Sepasang suami-istri sama-sama melihat satu huruf, tetapi dari arah yang berbeda. Dari depan, sang suami mengatakan huruf M. Di sisi sebaliknya, istri mengaku malah huruf W. Mereka berdua pun mengotot anggapan masing-masinglah yang paling benar.
Kemudian, datang putri mereka dan melihat dari kanan, lalu berkata, itu angka 3. Setelah itu, putra mereka tiba dari sebelah kiri serta mengatakan, itu huruf E. Jadi, siapa dan manakah yang benar?
Banyak kita mungkin mengalami seperti itu, tidak mau mencoba melihat dari arah atau sudut pandang yang berbeda, dan merasa diri paling benar. Padahal, apabila mau mengalah serta memahami, maka tidak perlu berselisih.
Apalagi kita juga begitu sering melihat dari sisi sendiri saja daripada cara Tuhan melihatnya. Cobalah lihat dari sisi-Nya, dari sisi pasangan hidup kita, ataupun orang lain. Sebab sisi kita terkadang bisa saja salah. Dan perlu usaha ekstra untuk bersabar serta mempertimbangkan dari sisi lainnya.
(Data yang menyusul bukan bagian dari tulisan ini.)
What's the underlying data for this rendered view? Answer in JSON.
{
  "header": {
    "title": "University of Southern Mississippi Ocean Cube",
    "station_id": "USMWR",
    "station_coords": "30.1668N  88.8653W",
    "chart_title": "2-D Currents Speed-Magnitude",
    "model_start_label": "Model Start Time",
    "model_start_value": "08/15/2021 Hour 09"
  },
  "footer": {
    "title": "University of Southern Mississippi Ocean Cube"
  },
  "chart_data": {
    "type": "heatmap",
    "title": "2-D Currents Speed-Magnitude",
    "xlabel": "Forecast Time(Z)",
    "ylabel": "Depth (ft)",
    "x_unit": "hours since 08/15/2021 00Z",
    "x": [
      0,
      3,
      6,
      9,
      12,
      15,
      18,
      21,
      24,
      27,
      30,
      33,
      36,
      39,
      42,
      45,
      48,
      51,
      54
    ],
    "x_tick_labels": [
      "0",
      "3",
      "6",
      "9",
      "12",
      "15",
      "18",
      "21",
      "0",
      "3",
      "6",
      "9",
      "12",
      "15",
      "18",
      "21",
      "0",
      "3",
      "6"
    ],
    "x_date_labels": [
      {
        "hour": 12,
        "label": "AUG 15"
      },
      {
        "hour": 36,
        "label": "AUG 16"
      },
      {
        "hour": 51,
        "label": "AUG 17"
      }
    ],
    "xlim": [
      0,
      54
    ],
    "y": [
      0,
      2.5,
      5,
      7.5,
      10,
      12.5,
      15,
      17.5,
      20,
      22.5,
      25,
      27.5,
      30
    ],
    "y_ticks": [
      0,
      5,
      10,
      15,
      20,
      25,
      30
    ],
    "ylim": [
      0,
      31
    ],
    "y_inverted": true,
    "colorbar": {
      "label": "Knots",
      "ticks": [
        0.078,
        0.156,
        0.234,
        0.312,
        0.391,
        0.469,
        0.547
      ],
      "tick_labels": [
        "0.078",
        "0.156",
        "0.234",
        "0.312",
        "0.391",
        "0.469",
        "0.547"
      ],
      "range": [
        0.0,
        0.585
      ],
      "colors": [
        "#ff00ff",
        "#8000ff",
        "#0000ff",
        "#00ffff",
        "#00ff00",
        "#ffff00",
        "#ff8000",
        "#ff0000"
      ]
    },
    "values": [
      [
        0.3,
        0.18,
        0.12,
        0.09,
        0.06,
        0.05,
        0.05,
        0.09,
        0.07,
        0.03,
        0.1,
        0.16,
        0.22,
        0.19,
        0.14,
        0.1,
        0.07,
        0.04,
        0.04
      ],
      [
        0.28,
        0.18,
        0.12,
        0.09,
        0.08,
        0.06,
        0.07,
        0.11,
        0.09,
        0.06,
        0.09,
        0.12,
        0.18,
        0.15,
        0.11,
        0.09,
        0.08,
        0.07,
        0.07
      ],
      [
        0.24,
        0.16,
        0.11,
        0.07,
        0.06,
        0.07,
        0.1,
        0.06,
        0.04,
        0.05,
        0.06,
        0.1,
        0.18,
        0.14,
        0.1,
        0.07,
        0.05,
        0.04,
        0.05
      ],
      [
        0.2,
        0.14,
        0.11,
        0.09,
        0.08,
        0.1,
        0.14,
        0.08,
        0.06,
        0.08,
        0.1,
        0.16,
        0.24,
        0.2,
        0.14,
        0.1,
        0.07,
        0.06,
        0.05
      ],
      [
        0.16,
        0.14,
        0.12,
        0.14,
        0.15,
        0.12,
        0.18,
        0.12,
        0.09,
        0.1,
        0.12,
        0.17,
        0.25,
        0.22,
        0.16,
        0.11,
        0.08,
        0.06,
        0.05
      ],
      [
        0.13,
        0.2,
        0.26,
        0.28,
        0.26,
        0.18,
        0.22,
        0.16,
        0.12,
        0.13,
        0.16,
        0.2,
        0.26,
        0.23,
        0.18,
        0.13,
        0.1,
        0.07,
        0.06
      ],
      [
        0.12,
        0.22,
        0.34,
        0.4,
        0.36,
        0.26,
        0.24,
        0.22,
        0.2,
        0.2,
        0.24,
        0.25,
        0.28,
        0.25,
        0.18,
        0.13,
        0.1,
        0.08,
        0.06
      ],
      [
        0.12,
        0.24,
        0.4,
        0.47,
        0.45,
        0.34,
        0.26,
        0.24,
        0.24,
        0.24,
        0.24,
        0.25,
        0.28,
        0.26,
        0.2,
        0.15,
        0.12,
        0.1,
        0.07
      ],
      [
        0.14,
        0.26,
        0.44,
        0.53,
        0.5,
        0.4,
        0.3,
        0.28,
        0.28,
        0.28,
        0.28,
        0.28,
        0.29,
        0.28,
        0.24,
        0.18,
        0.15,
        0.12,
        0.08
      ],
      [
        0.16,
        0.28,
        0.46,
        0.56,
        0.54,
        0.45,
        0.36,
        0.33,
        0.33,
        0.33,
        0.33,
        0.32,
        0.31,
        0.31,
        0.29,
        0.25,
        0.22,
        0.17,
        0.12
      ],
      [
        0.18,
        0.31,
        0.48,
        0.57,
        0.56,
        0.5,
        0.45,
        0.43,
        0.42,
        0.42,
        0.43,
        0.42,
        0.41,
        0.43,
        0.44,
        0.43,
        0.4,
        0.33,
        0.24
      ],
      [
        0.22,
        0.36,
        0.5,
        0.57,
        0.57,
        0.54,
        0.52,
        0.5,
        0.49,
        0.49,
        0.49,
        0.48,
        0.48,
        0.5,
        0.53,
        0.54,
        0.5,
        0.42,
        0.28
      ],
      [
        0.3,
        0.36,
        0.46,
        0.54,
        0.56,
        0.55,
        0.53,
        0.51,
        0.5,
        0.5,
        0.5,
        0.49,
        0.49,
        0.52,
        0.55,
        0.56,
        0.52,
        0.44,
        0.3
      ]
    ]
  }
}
Dalam Matius 21 : 28 – 31 dari versi bahasa Indonesia, kita akan membaca bahwa anak yang kedualah yang melakukan kehendak bapanya. Sedangkan, dalam terjemahan bahasa Inggris maupun Mandarin berbeda, yaitu justru anak pertama yang akhirnya mengerjakan kehendak ayahnya. Manakah yang benar?
Sama-sama benar, namun hal terpenting ialah melakukan kehendak bapanya—atau dalam hal ini, kehendak Bapa surgawi kita.
Mungkin saat ini kita pun sedang melihat keadaan hidup kita kacau-balau, masa depan seperti tak menentu, dan banyak hal negatif lainnya. Tetapi percaya dan tetaplah berharap kepada Tuhan. Ia dapat melihat, mengubahkan, dan menyediakan yang terbaik bagi kita anak-anak-Nya yang mau terus mengasihi, mengandalkan, serta mengikut Dia.
2 Korintus 12 : 9 (TSI), "Tetapi Tuhan menjawab, "Kebaikan hati-Ku sudah cukup bagimu! Karena kuasa-Ku menjadi sangat nyata ketika kamu lemah." Jadi, jauh lebih baik saya membanggakan kelemahan-kelemahan saya, supaya saya merasakan kuasa Kristus melindungi saya."
Dan Dia berfirman kepadaku, "Cukuplah anugerah-Ku bagimu, sebab dalam kelemahanlah kuasa-Ku disempurnakan." Oleh karena itu aku akan lebih suka lagi bermegah dalam kelemahanku supaya kuasa Kristus dapat tinggal tetap di dalamku. (MILT)
Setiap kali Ia berkata: "Tidak. Tetapi Aku menyertai engkau. Hanya itu yang kauperlukan. Kuasa-Ku dapat diperlihatkan dengan jelas di dalam orang yang lemah." Sekarang saya bergembira dapat menjadi pernyataan yang hidup dari kuasa Kristus, dan bukannya memamerkan kuasa dan kecakapan saya sendiri. (FAYH)
"So that very thing that looked like it was a handicap when I was a kid, God didn't cause it, but He would use it in preparation for what He has me to do. It wasn't a handicap. It's almost as if I was practicing. I just didn't know I was practicing. Let me say this one more time so you will really understand what I'm saying: that thing from your past—whatever that is—God didn't cause it, but He will use it in preparation for what He has you to do. Somebody may need to hear your story you've been practicing, you just didn't know you're practicing." —Michael, Jr
(Hal yang tampaknya merupakan kekurangan bagi saya ketika masih kecil, bukan Tuhan yang menyebabkannya, tetapi Dia sanggup menggunakannya sebagai persiapan untuk apa yang Ia ingin saya lakukan. Jadi, itu bukanlah kelemahan atau kekurangan, melainkan hampir seperti sebuah latihan yang belum saya ketahui waktu itu. Izinkan saya mengatakan ini bahwa hal-hal dari masa lalu Saudara—apa pun itu—Allah mampu menggunakannya sebagai persiapan untuk apa yang Dia ingin Anda kerjakan. Seseorang mungkin perlu mendengar pengalaman kesaksian hidup Saudara.)